Mechanical performance of physical-contact, multi-fiber optical connectors: Finite element analysis and semi-analytical model

• Accurate 3D finite element (FE) model of multi-fiber connector is presented.
• An analytical approach based on FE results allows for fast Monte Carlo analysis of connector performance.
• Recommendations for optimization of connector geometry are given.
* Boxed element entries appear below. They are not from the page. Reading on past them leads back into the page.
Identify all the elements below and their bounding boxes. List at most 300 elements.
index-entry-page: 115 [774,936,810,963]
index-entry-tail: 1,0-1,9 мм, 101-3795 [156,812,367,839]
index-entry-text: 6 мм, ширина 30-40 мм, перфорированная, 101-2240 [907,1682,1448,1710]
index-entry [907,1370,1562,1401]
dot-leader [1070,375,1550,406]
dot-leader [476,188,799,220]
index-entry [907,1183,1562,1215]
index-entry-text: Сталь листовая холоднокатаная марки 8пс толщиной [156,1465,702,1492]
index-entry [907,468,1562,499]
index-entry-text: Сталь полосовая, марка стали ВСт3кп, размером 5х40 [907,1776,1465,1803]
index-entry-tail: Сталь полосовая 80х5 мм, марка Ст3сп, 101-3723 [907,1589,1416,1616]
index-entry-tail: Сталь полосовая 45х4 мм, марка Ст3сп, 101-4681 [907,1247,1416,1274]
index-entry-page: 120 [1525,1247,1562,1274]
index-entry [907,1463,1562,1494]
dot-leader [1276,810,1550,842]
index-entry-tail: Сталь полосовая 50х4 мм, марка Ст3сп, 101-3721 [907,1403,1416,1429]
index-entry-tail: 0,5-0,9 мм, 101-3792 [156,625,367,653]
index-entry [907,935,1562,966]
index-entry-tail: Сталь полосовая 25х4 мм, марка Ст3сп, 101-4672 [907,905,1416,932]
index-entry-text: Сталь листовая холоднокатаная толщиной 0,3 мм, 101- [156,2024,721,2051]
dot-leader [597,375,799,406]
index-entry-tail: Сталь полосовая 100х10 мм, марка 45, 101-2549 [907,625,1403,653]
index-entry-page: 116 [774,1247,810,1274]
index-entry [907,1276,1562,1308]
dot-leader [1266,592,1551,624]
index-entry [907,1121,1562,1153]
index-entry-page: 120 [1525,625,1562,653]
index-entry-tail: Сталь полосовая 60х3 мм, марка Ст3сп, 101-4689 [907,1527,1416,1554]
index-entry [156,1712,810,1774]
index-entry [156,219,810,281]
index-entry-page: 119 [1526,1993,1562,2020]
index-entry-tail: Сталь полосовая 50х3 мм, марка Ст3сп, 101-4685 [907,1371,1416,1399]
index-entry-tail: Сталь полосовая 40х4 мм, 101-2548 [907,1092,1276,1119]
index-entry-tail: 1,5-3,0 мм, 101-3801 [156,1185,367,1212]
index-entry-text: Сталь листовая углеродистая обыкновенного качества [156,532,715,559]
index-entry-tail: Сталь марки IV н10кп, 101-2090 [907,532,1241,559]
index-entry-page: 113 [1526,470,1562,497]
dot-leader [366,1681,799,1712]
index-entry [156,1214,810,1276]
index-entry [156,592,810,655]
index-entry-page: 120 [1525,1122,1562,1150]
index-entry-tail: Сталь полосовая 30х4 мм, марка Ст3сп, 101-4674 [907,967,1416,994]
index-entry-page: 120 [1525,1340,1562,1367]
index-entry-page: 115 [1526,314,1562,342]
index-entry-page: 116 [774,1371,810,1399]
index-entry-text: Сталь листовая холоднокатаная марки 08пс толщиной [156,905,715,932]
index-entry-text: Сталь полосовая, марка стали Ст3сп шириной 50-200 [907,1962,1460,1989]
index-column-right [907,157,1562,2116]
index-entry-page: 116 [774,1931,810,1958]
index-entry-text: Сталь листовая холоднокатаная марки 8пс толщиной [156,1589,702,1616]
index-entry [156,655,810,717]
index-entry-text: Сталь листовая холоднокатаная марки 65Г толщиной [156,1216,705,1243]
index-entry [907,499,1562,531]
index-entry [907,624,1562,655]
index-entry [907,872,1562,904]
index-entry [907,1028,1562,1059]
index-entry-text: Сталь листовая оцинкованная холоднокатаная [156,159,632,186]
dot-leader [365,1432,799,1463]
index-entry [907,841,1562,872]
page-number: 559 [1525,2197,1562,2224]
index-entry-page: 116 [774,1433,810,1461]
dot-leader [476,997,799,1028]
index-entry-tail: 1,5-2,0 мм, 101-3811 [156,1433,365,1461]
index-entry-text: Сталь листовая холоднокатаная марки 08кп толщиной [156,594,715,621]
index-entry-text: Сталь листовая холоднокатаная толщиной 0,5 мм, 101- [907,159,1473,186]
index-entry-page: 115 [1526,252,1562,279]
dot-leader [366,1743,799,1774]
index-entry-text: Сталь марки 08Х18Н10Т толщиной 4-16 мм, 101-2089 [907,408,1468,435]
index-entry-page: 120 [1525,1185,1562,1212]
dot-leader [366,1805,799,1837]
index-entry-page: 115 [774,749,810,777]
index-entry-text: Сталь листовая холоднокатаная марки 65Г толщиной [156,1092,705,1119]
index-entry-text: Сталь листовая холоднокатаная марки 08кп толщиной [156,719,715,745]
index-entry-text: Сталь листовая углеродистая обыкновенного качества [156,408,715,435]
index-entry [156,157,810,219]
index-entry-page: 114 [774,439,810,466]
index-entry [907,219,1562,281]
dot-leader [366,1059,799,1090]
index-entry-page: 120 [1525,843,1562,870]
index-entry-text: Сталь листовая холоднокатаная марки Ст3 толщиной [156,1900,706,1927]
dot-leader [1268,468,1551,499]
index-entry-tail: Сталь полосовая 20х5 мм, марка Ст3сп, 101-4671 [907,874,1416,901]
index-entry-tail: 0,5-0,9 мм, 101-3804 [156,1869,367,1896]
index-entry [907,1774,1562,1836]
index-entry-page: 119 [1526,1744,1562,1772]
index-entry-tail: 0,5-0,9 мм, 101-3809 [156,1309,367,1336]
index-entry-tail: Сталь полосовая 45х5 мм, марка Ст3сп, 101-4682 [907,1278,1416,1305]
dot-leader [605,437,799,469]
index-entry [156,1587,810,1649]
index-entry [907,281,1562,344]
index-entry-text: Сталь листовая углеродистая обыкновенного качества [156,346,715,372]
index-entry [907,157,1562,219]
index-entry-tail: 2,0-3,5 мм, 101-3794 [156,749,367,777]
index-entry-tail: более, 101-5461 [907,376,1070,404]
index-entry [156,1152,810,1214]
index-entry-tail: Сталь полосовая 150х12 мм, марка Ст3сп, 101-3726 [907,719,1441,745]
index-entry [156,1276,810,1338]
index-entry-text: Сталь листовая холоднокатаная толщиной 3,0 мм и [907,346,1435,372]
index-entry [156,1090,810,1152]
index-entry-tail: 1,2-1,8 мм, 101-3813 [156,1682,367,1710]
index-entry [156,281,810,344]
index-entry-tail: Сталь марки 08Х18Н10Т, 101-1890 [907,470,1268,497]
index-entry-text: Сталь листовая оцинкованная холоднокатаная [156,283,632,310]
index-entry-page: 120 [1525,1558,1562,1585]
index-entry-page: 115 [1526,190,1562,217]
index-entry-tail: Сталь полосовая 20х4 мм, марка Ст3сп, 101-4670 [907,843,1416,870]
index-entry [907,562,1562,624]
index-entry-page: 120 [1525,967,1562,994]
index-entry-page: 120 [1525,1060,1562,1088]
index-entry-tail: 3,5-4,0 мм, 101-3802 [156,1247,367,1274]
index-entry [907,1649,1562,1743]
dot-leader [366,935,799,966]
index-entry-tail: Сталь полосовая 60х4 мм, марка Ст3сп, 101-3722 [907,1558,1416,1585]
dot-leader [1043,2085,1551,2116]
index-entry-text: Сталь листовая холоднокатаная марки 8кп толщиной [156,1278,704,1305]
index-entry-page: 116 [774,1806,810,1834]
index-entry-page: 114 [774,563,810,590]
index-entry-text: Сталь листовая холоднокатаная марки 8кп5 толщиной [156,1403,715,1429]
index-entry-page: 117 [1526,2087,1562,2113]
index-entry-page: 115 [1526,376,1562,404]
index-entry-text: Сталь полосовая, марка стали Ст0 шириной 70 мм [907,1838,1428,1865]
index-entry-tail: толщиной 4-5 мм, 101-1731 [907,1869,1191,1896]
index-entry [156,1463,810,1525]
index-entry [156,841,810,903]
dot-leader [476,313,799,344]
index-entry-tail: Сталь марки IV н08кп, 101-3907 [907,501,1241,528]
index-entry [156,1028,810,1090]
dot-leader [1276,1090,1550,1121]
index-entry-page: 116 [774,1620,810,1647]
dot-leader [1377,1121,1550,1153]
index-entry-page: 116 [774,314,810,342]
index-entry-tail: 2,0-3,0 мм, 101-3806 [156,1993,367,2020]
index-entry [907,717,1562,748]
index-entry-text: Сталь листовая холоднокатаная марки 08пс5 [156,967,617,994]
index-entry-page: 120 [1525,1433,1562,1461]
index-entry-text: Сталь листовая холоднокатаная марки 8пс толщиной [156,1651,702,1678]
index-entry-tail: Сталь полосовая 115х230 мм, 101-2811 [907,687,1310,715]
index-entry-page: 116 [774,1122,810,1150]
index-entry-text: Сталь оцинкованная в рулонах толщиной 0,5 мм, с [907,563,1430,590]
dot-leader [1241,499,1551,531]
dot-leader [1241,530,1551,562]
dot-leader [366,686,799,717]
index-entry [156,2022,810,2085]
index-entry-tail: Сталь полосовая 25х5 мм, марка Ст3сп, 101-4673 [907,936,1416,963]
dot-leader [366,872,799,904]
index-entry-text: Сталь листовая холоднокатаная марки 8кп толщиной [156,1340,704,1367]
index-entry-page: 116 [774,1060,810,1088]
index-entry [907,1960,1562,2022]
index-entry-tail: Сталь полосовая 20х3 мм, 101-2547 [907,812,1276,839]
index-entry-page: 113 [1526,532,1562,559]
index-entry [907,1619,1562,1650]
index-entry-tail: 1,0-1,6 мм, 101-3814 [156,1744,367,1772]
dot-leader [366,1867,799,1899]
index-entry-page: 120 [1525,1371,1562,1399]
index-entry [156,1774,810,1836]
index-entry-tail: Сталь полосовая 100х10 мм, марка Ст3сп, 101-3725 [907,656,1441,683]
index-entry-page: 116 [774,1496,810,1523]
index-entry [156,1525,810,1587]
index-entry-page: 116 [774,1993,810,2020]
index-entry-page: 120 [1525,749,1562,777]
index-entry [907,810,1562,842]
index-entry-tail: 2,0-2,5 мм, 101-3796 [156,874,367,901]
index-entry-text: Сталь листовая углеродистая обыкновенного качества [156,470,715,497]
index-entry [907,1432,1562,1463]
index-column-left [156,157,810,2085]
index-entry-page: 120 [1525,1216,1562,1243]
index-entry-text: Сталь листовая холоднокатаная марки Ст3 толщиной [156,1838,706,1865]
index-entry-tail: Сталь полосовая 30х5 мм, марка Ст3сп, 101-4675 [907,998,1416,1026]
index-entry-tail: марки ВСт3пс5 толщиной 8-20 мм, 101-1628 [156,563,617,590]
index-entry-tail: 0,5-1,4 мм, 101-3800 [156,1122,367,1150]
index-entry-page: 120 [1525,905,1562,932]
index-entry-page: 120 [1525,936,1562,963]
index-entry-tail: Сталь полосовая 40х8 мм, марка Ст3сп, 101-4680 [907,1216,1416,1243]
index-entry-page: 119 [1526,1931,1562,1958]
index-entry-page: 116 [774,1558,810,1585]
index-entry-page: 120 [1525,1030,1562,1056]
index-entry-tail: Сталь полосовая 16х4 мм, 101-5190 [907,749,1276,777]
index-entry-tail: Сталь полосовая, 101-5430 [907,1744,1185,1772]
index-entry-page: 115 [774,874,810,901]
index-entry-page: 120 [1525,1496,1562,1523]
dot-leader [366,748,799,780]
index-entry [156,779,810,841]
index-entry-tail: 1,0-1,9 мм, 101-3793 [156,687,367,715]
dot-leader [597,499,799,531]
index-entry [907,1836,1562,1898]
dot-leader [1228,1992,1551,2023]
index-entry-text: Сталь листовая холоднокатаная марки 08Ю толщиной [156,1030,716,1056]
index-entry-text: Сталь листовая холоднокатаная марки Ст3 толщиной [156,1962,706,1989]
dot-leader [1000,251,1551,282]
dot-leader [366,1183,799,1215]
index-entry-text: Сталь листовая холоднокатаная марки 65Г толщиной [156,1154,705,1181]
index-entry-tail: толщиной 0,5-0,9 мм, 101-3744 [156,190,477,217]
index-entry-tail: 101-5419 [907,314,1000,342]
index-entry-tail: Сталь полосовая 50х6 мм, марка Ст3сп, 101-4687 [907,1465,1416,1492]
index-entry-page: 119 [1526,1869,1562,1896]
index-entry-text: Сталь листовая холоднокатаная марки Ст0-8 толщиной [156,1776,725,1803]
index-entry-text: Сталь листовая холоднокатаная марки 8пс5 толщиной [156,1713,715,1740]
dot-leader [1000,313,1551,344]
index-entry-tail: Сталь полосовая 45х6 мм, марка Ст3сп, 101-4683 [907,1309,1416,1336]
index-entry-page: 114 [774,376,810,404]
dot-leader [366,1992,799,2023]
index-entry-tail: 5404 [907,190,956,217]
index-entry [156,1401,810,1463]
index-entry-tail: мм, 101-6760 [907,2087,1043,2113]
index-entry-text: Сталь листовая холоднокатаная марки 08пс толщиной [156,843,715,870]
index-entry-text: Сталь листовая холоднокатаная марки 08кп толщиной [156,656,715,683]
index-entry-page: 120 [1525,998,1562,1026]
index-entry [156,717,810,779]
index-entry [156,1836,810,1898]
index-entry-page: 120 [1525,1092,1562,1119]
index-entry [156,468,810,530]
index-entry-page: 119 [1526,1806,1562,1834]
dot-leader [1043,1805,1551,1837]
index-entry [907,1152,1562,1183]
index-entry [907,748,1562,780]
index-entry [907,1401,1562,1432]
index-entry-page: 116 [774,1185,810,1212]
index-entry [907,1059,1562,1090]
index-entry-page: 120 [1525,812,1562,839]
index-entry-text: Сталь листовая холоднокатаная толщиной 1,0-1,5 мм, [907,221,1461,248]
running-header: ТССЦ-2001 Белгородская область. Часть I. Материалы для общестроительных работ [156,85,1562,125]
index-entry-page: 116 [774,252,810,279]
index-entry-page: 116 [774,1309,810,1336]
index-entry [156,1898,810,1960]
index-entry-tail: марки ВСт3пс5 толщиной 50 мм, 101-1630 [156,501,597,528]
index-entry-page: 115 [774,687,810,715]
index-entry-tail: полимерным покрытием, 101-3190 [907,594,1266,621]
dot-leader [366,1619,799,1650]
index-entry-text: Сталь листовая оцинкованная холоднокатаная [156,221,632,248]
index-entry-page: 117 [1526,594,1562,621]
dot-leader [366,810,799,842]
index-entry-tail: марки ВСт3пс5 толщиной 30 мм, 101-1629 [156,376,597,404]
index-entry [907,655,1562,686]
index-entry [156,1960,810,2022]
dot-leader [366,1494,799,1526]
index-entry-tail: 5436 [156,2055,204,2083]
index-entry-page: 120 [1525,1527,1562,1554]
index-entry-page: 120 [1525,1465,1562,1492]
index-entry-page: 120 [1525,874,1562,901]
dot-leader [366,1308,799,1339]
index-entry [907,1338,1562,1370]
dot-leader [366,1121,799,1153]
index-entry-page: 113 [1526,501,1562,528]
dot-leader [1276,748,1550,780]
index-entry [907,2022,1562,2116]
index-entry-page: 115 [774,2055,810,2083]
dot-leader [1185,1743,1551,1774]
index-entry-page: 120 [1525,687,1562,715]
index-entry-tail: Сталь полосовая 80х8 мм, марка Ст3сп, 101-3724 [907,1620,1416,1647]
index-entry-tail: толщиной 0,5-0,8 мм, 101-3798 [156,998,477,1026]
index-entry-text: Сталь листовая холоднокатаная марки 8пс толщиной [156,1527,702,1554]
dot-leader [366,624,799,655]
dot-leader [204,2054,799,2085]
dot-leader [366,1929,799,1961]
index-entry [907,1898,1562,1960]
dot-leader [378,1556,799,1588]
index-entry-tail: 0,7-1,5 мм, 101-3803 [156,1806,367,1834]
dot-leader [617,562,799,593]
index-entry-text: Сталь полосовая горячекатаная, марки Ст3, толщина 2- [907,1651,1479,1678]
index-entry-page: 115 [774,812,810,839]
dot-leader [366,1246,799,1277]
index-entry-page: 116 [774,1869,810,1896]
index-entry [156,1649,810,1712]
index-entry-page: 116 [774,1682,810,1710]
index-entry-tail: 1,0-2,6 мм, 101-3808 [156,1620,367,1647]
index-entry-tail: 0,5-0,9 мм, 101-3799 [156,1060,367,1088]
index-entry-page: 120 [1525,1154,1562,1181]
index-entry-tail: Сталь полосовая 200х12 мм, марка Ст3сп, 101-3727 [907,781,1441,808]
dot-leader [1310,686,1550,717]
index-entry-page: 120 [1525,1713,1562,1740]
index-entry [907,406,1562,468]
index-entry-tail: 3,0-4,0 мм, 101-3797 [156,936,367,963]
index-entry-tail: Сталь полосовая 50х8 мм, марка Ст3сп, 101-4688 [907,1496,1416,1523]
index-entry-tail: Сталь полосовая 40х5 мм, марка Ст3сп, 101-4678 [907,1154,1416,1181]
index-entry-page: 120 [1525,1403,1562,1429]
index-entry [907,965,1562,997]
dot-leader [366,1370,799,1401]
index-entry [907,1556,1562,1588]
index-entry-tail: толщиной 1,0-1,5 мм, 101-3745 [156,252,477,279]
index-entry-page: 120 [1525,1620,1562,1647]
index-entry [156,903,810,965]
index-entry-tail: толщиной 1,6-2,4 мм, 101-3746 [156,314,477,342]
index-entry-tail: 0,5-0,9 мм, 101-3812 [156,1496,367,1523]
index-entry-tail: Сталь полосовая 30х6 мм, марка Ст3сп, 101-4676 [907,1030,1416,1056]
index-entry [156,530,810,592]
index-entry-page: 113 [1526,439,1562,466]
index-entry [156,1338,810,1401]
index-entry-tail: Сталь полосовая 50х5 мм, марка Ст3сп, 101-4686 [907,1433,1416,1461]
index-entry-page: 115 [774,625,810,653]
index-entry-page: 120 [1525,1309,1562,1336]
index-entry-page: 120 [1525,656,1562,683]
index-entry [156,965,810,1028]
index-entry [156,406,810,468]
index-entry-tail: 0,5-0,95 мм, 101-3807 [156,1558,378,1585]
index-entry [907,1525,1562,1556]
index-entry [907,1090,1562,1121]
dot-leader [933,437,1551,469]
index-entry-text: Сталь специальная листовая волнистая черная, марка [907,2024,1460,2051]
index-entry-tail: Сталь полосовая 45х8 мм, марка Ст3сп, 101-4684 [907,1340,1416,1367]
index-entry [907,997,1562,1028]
Three-dimensional finite element analysis of physical-contact, multi-fiber optical connector was used to characterize fiber-to-fiber contact and support the development and validation of a semi-analytical model (SAM) for the contact force. This contact behavior is determined by the elastic deformation of the system components (ferrule, fibers, and bonding adhesive) and the classical Hertzian contact at the fiber tips – effects that ultimately define the axial compliance of the system. Two 3-D finite element models for a 12-fiber connector are constructed to study the contact of two connectors, and the specific numerical simulations are carried out to generate input data to SAM, confirm the main assumptions made in its development, and numerically validate the predictions for the contact force. These simulations mainly consider non-uniform fiber height profiles and different end-face fiber tip geometries characterized by their radius of curvature. The numerically validated SAM is then used to study some performance aspects of multi-fiber connectors as related to the required contact force, namely, finding fiber height profiles that require minimum contact force and evaluating the throughput of polishing processes assuming a target contact force. Predictions are supported by Monte Carlo simulations and associated with current profile geometry metrics.